Overview of unstructured document processing in Microsoft Syntex

Note

Through June 2024, you can try out unstructured document processing and other selected Syntex services at no cost if you have pay-as-you-go billing set up. For information and limitations, see Try out Microsoft Syntex and explore its services.



Use the unstructured document processing model (teaching method) to automatically classify files and extract information. It works best for unstructured documents, such as letters or contracts.

Note

Microsoft respects the privacy and ownership of data you use to train and process models in Syntex. None of your organization's data is used or transferred by Microsoft to train AI models, large-language models, or any other models. Your data remains securely within your organization’s tenant. For more information, see Microsoft data protection and privacy.

Introduction to unstructured models

The unstructured document processing model (formerly known as document understanding model) uses artificial intelligence (AI) to process documents. These documents must have text that can be identified based on phrases or patterns. The identified text designates both the type of file it is (its classification) and what you'd like to extract (its extractors).

Note

For more information about how to use Syntex and scenario examples, see Get started driving adoption of Microsoft Syntex and Scenarios and use cases for Microsoft Syntex.

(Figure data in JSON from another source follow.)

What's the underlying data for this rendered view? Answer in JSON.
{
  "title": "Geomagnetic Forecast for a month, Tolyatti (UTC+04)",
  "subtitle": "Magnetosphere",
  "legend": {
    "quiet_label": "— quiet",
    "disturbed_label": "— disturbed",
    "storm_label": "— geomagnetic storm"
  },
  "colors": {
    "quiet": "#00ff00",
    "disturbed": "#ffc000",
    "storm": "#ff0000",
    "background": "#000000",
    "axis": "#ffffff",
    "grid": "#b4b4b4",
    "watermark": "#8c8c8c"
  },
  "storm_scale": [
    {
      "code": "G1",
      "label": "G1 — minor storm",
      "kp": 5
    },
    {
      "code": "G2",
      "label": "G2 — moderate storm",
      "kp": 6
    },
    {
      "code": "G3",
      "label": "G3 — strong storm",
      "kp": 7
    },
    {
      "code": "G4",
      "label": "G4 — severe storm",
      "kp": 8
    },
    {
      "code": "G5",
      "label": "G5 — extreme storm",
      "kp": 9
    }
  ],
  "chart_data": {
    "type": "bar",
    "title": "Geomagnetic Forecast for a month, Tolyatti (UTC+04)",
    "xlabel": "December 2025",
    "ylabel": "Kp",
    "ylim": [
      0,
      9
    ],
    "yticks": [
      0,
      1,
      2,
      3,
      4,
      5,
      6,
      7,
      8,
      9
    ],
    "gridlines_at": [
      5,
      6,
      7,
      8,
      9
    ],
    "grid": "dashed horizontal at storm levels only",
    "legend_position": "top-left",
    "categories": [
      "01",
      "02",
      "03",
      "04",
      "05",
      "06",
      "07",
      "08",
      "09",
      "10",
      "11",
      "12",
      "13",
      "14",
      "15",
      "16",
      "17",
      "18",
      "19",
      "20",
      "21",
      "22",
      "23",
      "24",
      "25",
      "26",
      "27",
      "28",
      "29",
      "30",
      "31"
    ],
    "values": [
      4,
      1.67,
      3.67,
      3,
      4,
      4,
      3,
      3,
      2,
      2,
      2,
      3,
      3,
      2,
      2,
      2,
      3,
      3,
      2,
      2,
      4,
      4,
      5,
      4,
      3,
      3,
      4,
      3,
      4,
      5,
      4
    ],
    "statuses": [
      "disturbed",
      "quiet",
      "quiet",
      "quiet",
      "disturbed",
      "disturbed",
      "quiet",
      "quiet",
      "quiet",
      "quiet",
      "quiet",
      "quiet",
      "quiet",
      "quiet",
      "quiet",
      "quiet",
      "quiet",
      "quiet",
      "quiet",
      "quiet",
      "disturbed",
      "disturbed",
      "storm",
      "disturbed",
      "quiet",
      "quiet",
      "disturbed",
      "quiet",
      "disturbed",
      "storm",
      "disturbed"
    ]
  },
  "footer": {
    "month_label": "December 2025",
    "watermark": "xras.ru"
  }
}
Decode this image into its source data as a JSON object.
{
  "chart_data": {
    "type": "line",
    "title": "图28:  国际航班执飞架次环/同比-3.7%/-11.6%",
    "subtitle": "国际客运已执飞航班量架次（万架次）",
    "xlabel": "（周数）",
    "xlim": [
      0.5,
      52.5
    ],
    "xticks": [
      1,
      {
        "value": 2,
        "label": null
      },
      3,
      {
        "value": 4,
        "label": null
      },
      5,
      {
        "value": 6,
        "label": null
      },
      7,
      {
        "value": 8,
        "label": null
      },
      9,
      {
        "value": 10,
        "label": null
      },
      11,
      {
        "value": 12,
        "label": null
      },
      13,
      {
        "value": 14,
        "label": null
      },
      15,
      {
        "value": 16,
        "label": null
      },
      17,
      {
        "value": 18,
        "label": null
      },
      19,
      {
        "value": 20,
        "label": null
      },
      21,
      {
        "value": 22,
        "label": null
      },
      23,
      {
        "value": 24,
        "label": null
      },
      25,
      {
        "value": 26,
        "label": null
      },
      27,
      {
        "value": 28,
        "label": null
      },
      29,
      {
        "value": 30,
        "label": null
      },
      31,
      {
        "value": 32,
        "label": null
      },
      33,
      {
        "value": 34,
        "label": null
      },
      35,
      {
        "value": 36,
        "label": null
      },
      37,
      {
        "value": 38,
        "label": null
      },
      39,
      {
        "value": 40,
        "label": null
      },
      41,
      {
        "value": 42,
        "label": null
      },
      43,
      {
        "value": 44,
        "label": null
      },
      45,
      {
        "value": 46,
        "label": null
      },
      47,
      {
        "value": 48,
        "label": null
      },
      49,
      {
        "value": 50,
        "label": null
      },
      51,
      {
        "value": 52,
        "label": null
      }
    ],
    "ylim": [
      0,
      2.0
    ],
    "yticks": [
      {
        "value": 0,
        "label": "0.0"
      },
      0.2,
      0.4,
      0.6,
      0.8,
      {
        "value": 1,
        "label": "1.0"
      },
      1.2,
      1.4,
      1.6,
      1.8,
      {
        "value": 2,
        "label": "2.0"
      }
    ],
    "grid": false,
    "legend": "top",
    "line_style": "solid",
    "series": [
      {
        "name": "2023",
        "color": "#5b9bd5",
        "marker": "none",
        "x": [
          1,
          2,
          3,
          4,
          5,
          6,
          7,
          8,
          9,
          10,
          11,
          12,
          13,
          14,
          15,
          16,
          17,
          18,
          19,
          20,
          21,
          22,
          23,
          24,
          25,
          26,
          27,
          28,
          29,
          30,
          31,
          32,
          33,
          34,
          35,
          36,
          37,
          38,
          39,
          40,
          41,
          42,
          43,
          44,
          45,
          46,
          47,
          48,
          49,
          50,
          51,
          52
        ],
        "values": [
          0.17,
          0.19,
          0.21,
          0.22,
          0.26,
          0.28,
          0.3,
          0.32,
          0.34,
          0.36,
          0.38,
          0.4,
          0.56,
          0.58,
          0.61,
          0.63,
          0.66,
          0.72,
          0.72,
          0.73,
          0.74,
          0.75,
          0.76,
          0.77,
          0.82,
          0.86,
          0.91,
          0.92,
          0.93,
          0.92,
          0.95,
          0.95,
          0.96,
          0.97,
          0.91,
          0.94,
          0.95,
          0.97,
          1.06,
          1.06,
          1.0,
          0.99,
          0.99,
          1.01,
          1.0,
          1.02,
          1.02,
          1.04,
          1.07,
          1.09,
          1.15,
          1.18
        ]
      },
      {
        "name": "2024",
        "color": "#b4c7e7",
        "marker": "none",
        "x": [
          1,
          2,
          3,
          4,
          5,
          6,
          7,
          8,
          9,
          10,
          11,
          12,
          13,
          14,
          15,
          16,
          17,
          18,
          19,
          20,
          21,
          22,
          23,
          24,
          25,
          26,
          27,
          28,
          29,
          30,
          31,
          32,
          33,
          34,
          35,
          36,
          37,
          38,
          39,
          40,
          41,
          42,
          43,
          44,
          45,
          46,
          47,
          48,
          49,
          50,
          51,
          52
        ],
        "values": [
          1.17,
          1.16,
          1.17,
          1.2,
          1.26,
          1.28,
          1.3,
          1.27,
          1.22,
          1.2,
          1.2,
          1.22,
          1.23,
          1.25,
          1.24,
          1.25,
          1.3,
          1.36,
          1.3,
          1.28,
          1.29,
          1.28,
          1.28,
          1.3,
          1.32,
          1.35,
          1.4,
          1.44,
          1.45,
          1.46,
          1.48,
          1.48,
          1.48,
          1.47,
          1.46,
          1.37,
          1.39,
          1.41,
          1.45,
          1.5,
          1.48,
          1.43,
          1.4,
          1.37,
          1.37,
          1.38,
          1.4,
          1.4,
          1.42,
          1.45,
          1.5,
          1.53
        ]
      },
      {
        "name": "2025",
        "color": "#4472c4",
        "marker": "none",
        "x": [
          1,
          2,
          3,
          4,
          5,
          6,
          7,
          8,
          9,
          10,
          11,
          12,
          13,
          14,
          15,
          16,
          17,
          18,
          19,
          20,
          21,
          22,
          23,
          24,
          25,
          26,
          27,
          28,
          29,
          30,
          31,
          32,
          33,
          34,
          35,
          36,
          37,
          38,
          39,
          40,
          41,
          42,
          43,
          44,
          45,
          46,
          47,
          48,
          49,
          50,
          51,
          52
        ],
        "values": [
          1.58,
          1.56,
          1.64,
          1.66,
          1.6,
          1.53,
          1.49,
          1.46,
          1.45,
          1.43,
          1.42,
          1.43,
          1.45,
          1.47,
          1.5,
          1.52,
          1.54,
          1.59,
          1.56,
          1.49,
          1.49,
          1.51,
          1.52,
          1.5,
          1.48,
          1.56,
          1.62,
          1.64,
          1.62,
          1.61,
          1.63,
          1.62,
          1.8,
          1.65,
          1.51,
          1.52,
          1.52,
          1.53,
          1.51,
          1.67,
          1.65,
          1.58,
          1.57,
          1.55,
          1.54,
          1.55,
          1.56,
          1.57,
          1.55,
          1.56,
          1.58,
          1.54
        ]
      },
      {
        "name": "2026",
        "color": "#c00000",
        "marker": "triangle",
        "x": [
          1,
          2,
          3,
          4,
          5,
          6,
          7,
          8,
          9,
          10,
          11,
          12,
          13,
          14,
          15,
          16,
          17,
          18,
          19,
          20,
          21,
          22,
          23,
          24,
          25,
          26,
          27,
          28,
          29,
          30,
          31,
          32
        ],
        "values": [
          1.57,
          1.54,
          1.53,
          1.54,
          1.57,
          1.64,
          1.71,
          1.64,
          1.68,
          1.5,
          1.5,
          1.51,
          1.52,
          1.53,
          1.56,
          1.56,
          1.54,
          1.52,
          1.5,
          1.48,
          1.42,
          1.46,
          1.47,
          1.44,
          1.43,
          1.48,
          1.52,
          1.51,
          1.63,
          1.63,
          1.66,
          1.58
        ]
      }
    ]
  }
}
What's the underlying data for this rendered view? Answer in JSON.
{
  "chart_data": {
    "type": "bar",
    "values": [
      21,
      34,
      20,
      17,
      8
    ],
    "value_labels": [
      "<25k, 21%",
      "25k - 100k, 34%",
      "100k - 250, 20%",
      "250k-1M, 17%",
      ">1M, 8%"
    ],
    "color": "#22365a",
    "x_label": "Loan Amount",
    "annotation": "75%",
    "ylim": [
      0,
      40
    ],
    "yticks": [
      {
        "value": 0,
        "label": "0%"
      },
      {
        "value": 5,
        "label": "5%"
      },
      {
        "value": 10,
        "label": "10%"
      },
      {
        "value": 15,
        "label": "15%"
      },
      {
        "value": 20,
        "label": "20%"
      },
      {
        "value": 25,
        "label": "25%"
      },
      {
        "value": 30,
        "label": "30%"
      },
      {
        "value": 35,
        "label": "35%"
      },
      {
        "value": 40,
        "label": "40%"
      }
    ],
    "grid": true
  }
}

Unstructured document processing models are created and managed in a type of SharePoint site called a content center. When applied to a SharePoint document library, the model is associated with a content type has columns to store the information being extracted. The content type you create is stored in the SharePoint content type gallery. You can also choose to use existing content types to use their schema.

Note

Read-only or sealed content types can't be updated, so they can't be used in a model.

Add classifiers and extractors to your unstructured document processing models to do the following actions:

  • Classifiers are used to identify and classify documents that are uploaded to the document library. For example, a classifier can be "trained" to identify all contract renewal documents that are uploaded to the library. The contract renewal content type is defined by you when you create your classifier.

  • Extractors pull information from these documents. For example, for each contract renewal document identified in your document library, columns will display that show the Service Start Date and Client for each document.

You can use example files to train and test your classifiers and extractors in your model. Example files provide your model examples of what to look for when trying to identify and extract data from files. For example, you would train your contract renewal classifiers and extractors with examples of contract renewal documents your company works with. You can also use example files to test the effectiveness of your model.

After publishing your model, use the content center to apply it to any SharePoint document library that you have access to.

Requirements and limitations

For information about requirements to consider when choosing this model, see Requirements and limitations for models in Microsoft Syntex.